Zirve yorumu: Tam bir şaka
Nijerya’dan bir delege yeni anlaşmayla ilgili “Tam bir şaka” ifadelerini kullandı. Marshall Adaları İklim Elçisi Tina Stege ise biraz daha ölçülü bir biçimde “Anca yeterli bir nokta ama yine de bir başlangıç” dedi ve ekledi: “Ülkeler neden burada olduğumuzu unutmuş gibi. Hayat kurtarmak için”.

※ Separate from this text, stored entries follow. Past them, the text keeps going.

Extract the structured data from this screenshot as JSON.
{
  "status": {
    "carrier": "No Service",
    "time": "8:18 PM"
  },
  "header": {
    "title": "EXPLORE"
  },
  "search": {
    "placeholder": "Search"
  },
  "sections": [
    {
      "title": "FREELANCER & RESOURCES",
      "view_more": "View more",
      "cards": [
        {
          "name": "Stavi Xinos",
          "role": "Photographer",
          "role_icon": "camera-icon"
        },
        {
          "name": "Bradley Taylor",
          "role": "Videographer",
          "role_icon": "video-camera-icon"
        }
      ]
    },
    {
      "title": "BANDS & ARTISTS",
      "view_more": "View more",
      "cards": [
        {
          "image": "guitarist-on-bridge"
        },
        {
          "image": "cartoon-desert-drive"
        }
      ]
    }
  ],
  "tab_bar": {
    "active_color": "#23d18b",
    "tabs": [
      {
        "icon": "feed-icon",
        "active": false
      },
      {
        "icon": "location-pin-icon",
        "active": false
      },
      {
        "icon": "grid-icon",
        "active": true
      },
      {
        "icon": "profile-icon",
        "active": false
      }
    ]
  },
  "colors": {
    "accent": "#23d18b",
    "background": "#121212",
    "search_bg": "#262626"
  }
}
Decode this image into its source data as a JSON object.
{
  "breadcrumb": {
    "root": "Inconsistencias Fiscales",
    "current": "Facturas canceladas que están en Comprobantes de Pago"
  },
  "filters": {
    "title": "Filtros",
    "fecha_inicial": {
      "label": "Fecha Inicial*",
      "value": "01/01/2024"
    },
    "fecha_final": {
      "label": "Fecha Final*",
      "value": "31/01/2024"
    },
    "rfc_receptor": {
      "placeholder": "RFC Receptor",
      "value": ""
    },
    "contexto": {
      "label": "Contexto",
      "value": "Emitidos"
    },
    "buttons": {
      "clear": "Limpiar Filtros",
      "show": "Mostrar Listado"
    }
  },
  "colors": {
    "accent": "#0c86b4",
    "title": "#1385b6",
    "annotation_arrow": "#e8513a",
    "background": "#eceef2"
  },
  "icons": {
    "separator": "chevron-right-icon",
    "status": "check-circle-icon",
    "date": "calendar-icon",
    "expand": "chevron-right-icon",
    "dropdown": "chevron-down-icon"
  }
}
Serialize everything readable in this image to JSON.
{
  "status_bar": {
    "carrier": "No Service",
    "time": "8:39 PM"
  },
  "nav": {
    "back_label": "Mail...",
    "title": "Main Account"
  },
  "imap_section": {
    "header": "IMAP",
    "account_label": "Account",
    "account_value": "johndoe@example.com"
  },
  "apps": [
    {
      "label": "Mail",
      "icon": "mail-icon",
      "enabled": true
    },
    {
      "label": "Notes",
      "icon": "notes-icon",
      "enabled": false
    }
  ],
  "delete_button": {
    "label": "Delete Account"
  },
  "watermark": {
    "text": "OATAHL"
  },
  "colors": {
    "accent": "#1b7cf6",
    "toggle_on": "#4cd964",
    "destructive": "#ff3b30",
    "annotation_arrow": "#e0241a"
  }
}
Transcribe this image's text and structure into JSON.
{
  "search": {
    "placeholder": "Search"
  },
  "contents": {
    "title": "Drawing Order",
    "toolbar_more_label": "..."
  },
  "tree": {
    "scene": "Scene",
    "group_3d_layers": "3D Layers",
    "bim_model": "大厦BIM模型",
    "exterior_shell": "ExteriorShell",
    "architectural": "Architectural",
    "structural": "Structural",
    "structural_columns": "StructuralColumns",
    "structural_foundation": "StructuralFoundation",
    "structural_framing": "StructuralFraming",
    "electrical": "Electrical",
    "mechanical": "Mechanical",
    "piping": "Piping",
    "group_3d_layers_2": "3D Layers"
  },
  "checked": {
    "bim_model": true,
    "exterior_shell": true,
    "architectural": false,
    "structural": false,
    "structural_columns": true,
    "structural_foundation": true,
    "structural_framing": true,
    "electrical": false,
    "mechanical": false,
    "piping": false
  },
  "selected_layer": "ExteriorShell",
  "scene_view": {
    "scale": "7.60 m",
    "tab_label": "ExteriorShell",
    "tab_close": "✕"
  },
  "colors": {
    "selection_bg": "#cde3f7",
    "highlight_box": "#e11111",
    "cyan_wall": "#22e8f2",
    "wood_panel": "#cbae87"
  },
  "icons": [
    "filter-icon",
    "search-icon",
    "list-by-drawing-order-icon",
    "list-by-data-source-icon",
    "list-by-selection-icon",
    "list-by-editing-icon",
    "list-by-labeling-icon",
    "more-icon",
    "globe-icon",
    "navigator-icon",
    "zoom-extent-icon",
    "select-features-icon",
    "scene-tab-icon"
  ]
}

Bazı yorumcular, ABD’nin seçilmiş başkanı Donald Trump’ın ülkesini küresel iklim anlaşmalarından çekme planına, Avrupa’nın kendi jeopolitik krizine rağmen varılan anlaşmanın umulacak en iyi nokta olduğunu söyledi. Öte yandan genel tepki hayal kırıklığıydı.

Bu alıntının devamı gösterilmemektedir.